Mi vida apenas gozaba de popularidad hasta que un día
apareció mi fotografía en toda la prensa. “Acusado de matar a su jefe se da a
la fuga”. “Se busca asesino en paradero desconocido”. “Estropea el chaqué de su
jefe con un rifle de marca vulgar”… Mi calvario comenzó entonces: me entregué, proclamé
mi inocencia y no me creyeron. Vi declarar que me habían visto cometer el
crimen a perfectos conocidos a los que no reconocía. En apenas tres sesiones di
con mis huesos en prisión. Mi estancia
no fue larga en tan selecto lugar: alguien me clavó un puñal, matándome sin
acritud alguna…
Nada más llegar al Cielo, el Señor de las Llaves me aseguró
que después de muertos todos éramos iguales delante de nuestro Señor. Ahora
estoy aquí, en esta inmensa habitación que nos lleva a las puertas del futuro.

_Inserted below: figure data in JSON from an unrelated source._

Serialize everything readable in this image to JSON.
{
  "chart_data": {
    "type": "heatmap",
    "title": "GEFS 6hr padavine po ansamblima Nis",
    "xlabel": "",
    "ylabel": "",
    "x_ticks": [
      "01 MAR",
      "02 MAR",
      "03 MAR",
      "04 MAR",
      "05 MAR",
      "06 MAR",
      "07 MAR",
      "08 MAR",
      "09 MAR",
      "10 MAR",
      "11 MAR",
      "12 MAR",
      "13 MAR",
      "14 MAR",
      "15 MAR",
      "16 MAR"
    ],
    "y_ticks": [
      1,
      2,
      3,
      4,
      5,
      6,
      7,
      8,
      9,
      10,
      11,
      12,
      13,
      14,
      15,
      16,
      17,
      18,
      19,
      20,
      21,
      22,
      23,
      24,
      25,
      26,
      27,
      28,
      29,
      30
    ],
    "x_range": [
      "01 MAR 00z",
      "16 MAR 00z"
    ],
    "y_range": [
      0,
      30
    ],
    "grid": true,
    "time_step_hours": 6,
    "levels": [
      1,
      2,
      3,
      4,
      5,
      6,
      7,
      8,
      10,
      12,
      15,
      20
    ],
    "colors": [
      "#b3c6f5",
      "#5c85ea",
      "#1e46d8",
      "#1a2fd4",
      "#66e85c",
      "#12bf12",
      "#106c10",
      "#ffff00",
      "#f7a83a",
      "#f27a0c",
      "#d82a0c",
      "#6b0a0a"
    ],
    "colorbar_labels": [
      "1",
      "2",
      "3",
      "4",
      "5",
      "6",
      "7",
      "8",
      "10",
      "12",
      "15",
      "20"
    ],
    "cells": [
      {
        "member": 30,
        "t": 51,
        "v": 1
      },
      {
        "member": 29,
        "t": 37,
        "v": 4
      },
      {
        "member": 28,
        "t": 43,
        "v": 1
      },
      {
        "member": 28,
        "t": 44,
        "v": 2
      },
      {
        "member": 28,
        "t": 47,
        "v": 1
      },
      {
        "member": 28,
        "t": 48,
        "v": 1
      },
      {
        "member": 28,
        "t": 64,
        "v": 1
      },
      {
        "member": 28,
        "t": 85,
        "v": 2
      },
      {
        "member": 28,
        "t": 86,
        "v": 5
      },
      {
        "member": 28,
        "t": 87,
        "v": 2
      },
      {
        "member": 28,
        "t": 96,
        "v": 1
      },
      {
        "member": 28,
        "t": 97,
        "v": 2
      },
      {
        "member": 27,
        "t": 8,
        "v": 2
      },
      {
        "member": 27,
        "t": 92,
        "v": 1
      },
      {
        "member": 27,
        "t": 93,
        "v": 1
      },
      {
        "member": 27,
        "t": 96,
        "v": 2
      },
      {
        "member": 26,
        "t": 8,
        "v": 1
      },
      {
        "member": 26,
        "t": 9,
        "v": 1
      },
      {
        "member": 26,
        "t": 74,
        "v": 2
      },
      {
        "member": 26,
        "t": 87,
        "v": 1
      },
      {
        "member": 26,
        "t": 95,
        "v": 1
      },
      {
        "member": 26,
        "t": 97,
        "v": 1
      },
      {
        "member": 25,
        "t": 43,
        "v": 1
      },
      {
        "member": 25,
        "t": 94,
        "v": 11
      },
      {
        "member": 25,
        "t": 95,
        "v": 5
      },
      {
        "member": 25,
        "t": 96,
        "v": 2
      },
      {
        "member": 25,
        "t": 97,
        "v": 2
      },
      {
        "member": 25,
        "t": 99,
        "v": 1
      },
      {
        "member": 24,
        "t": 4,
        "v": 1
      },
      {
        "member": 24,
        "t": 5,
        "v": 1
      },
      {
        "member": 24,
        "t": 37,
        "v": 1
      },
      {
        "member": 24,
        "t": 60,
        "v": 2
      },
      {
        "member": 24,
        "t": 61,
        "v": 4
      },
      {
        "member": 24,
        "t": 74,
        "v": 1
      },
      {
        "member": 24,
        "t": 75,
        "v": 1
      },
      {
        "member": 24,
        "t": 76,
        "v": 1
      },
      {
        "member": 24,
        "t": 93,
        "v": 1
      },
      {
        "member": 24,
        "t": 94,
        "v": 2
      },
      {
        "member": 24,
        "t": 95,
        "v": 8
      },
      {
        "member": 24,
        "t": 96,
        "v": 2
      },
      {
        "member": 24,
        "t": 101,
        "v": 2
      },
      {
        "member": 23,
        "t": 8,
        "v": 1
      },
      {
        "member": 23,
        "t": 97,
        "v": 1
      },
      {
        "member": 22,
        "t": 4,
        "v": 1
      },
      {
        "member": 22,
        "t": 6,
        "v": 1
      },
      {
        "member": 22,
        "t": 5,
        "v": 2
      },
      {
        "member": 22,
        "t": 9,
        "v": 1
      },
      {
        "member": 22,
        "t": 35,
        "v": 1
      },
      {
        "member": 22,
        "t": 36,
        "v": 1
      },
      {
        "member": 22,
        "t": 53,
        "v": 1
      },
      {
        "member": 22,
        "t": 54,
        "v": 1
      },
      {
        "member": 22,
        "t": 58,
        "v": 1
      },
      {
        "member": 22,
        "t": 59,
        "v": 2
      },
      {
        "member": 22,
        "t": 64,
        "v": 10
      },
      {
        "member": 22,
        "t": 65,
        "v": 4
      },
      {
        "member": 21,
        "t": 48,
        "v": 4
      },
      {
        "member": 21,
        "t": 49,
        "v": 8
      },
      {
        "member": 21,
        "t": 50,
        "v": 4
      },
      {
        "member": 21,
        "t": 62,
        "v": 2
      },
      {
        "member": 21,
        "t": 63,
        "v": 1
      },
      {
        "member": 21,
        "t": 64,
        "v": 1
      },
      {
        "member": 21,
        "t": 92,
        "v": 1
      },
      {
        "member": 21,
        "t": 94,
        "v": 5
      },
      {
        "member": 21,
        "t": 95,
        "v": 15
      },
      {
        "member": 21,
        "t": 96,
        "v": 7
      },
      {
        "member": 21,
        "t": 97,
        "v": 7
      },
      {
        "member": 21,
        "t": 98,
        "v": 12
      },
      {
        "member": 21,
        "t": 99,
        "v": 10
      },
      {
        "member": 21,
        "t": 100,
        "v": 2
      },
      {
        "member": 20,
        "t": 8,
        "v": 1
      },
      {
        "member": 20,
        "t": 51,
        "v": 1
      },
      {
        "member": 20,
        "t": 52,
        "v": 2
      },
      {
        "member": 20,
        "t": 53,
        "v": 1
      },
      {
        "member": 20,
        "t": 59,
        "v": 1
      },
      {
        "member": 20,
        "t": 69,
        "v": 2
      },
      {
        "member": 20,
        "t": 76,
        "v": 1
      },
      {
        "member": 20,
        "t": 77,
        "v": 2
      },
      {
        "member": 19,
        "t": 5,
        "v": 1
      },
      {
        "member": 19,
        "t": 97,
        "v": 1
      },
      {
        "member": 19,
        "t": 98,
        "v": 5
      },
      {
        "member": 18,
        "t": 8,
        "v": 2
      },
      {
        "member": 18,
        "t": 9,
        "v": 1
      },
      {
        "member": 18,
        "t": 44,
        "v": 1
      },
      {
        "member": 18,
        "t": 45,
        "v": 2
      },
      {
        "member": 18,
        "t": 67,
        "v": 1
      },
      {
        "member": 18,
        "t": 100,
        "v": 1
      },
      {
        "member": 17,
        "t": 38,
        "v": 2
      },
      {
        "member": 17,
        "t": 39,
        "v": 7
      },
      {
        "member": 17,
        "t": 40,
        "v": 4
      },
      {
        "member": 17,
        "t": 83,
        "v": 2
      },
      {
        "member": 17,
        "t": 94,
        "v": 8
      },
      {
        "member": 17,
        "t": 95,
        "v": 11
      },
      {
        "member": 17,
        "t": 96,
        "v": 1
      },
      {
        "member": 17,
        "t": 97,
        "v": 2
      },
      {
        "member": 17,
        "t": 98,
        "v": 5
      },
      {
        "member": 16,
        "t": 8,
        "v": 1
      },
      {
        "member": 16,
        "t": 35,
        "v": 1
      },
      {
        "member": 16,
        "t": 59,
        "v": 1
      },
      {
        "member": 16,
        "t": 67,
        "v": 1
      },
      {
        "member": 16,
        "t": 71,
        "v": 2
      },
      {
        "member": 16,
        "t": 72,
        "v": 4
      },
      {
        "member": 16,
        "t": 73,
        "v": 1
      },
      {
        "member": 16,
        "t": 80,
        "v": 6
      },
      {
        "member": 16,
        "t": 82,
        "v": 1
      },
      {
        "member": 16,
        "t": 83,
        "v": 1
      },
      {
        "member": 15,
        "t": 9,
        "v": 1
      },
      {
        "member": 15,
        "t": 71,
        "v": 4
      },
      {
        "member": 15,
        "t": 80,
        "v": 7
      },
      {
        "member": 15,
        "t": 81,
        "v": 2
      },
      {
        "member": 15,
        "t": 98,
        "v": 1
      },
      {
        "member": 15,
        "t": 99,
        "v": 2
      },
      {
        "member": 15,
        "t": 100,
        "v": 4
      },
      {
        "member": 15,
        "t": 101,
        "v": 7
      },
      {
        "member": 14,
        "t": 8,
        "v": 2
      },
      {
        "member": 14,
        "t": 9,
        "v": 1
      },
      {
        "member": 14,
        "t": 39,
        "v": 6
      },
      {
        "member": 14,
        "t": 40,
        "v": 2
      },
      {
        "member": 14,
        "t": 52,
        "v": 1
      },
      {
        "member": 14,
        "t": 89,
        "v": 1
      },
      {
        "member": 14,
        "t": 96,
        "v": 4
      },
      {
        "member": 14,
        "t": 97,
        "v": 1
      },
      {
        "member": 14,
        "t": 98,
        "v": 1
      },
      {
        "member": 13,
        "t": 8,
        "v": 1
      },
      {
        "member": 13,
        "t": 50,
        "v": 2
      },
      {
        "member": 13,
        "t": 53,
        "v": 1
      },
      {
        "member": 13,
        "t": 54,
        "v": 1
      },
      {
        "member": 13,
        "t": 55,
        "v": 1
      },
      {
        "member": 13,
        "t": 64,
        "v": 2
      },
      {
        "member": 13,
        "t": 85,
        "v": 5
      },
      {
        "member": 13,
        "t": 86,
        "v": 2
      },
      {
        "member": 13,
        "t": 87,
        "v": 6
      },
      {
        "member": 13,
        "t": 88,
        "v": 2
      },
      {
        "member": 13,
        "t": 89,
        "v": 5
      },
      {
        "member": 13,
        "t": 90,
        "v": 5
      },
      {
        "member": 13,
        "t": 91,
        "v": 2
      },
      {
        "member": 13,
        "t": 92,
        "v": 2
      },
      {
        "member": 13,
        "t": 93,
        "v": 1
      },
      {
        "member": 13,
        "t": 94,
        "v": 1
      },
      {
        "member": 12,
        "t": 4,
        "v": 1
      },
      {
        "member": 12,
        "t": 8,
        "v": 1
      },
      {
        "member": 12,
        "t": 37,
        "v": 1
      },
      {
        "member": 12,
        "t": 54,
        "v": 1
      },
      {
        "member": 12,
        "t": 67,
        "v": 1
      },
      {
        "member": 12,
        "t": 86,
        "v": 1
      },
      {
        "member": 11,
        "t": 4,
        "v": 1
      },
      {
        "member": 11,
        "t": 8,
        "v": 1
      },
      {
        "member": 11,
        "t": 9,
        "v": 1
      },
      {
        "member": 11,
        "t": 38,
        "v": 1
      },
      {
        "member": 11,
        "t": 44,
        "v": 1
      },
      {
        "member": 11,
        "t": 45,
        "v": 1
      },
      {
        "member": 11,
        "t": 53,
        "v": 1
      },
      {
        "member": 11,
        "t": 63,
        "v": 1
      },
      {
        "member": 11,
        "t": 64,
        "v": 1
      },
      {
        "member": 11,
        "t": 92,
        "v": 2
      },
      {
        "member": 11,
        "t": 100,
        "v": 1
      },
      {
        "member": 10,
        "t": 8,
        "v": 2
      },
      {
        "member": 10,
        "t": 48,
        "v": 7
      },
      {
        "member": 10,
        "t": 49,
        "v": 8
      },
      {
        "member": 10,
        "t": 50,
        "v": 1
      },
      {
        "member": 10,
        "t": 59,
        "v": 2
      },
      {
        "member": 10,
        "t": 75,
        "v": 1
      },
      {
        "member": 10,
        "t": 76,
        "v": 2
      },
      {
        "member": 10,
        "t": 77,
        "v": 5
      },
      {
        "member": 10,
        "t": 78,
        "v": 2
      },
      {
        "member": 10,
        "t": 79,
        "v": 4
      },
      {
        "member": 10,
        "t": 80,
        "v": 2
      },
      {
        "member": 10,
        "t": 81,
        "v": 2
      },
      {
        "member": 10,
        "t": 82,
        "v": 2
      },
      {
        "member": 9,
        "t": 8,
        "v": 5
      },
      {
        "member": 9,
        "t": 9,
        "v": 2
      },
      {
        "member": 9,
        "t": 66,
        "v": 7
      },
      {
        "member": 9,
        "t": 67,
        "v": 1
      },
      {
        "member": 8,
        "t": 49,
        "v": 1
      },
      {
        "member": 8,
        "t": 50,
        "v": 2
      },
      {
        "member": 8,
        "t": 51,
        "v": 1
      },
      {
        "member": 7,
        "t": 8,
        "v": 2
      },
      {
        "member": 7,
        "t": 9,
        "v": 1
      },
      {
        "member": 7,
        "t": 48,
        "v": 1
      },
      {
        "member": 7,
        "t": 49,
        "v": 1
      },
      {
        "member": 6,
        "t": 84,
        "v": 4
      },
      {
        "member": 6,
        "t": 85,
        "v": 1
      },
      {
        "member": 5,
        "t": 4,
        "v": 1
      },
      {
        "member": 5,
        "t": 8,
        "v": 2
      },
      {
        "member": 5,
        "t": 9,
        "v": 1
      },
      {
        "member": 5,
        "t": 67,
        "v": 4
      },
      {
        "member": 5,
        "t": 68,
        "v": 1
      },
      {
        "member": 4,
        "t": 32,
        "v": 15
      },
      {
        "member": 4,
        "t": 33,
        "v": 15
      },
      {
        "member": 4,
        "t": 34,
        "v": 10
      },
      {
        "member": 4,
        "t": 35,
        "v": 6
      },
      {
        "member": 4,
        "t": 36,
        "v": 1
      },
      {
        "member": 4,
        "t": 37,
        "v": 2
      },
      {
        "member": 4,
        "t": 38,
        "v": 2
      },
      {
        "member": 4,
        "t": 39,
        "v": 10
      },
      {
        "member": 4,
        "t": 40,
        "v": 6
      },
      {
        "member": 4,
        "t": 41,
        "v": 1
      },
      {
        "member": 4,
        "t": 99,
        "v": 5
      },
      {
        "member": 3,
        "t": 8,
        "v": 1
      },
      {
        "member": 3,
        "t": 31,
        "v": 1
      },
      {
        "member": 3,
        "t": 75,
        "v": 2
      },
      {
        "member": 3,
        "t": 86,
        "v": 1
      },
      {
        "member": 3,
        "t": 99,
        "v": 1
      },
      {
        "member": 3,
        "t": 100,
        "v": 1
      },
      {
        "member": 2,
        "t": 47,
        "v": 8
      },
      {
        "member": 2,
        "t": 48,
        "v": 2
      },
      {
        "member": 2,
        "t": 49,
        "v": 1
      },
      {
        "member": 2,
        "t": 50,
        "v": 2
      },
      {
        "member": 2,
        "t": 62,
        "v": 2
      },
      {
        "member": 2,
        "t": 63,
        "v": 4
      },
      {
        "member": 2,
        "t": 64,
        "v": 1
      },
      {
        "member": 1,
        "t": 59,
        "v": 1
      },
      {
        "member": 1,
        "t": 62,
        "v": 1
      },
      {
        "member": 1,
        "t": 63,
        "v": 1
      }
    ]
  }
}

Me niego a cruzarlas. Esperaré con paciencia a que aparezca alguna de las
personas que cometió la tropelía.
Pasaron muchas almas, muchos meses y años, mucho
aburrimiento y mucha miseria (no pensé que hubiera tanta). De los susodichos culpables
no vi ni la estampa: o eran muy longevos o tenían ya que estar muertos.
Logré colarme de nuevo en la entrada y hablar otra vez con
el Señor de las Llaves. Su respuesta fue suave y a la vez muy contundente:
-Es que esos señores son de la casa y entran por el jardín.